「美味しい…」

呟くような一言を聞いて、店員の女性は去っていった。

炭酸ジュースの泡はゴクッと飲み込んだ瞬間、チクチクと喉を刺していく。
甘酸っぱい味が口の中に広がるのは、きっとラムネが入っているせいだろう。

その効果もあって、泡は結構長く続いていた。
プチプチと弾けては消える泡の粒を見つめながら、時が止まった様な田舎の雰囲気を感じとっていた。

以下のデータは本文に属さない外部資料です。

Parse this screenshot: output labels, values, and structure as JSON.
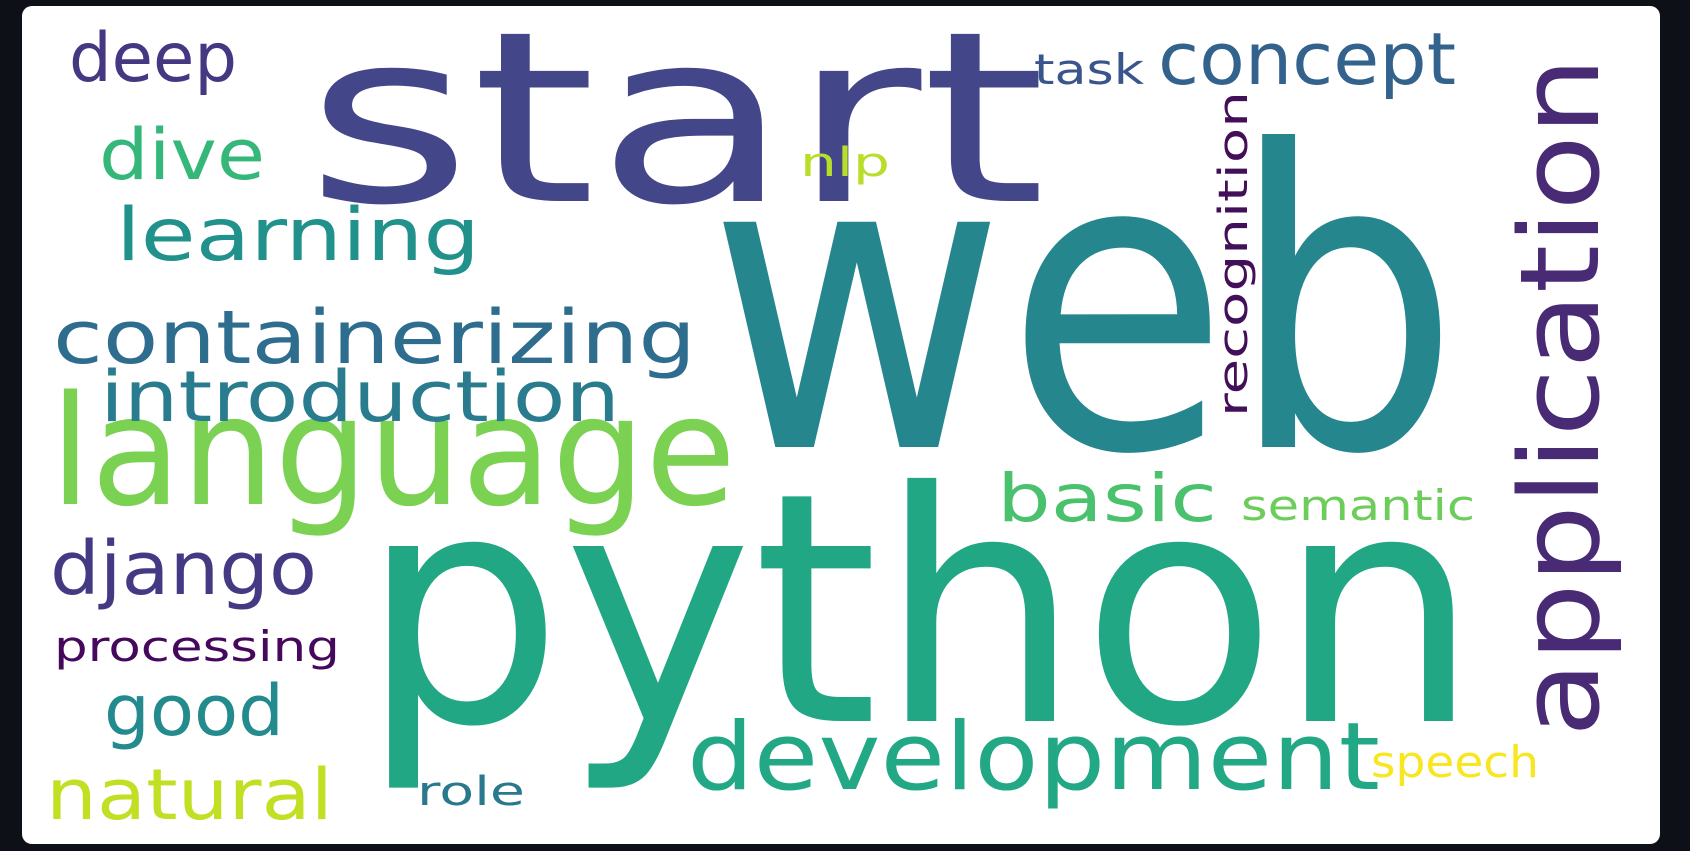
{
  "words": [
    {
      "id": "web",
      "text": "web",
      "color": "#26868e"
    },
    {
      "id": "start",
      "text": "start",
      "color": "#44468a"
    },
    {
      "id": "python",
      "text": "python",
      "color": "#22a785"
    },
    {
      "id": "language",
      "text": "language",
      "color": "#7bd151"
    },
    {
      "id": "development",
      "text": "development",
      "color": "#22a884"
    },
    {
      "id": "application",
      "text": "application",
      "color": "#482a75"
    },
    {
      "id": "containerizing",
      "text": "containerizing",
      "color": "#2e6d8e"
    },
    {
      "id": "introduction",
      "text": "introduction",
      "color": "#297b8e"
    },
    {
      "id": "learning",
      "text": "learning",
      "color": "#21918c"
    },
    {
      "id": "concept",
      "text": "concept",
      "color": "#33638d"
    },
    {
      "id": "deep",
      "text": "deep",
      "color": "#453781"
    },
    {
      "id": "dive",
      "text": "dive",
      "color": "#35b779"
    },
    {
      "id": "django",
      "text": "django",
      "color": "#443a83"
    },
    {
      "id": "basic",
      "text": "basic",
      "color": "#4ac16d"
    },
    {
      "id": "good",
      "text": "good",
      "color": "#238a8d"
    },
    {
      "id": "natural",
      "text": "natural",
      "color": "#c2df23"
    },
    {
      "id": "processing",
      "text": "processing",
      "color": "#46085c"
    },
    {
      "id": "recognition",
      "text": "recognition",
      "color": "#440f59"
    },
    {
      "id": "semantic",
      "text": "semantic",
      "color": "#6ccd5a"
    },
    {
      "id": "speech",
      "text": "speech",
      "color": "#f7e620"
    },
    {
      "id": "task",
      "text": "task",
      "color": "#39558c"
    },
    {
      "id": "nlp",
      "text": "nlp",
      "color": "#b8de29"
    },
    {
      "id": "role",
      "text": "role",
      "color": "#2a788e"
    }
  ]
}
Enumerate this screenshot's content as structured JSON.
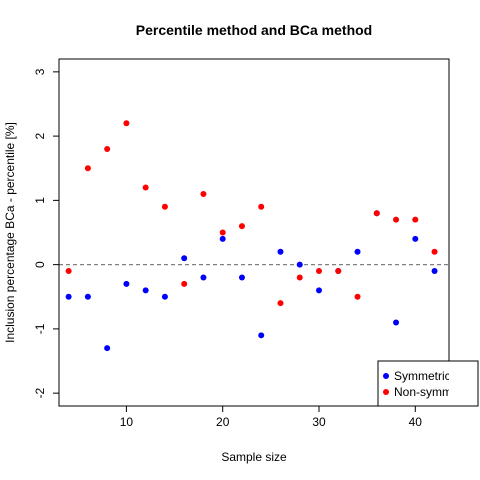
{
  "chart_data": {
    "type": "scatter",
    "title": "Percentile method and BCa method",
    "xlabel": "Sample size",
    "ylabel": "Inclusion percentage BCa - percentile [%]",
    "xlim": [
      3,
      43.5
    ],
    "ylim": [
      -2.2,
      3.2
    ],
    "xticks": [
      10,
      20,
      30,
      40
    ],
    "yticks": [
      -2,
      -1,
      0,
      1,
      2,
      3
    ],
    "reference_line": {
      "y": 0,
      "style": "dashed",
      "color": "#808080"
    },
    "series": [
      {
        "name": "Symmetric",
        "color": "#0000ff",
        "x": [
          4,
          6,
          8,
          10,
          12,
          14,
          16,
          18,
          20,
          22,
          24,
          26,
          28,
          30,
          32,
          34,
          36,
          38,
          40,
          42
        ],
        "y": [
          -0.5,
          -0.5,
          -1.3,
          -0.3,
          -0.4,
          -0.5,
          0.1,
          -0.2,
          0.4,
          -0.2,
          -1.1,
          0.2,
          0.0,
          -0.4,
          -0.1,
          0.2,
          0.8,
          -0.9,
          0.4,
          -0.1
        ]
      },
      {
        "name": "Non-symm",
        "color": "#ff0000",
        "x": [
          4,
          6,
          8,
          10,
          12,
          14,
          16,
          18,
          20,
          22,
          24,
          26,
          28,
          30,
          32,
          34,
          36,
          38,
          40,
          42
        ],
        "y": [
          -0.1,
          1.5,
          1.8,
          2.2,
          1.2,
          0.9,
          -0.3,
          1.1,
          0.5,
          0.6,
          0.9,
          -0.6,
          -0.2,
          -0.1,
          -0.1,
          -0.5,
          0.8,
          0.7,
          0.7,
          0.2
        ]
      }
    ],
    "legend": {
      "position": "bottom-right"
    },
    "grid": false
  }
}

この止まった様な雰囲気を、止まっていないと感じていた時期があった。
その頃の方が、自分は間違いなくイキイキしていた。

無邪気に笑って、怒って、泣いて……喜怒哀楽に満ちた日々を送っていた……。


それがいつしか、苦しくなった。
もがいてもあがいても抜け出せない苦しさから、逃げ出したいと思うようになった。



…町から離れて生活したいと願った。
誰かに連れて行って欲しい…と心の底から望んだ。

そんな人と出会えたら、決して手を離さない……そう決めていたのに……



(現実は…上手くいかなかったわね……)


逃げていたのは6年ほど。


私は再び、この時の止まった町で暮らすことになったーーーー。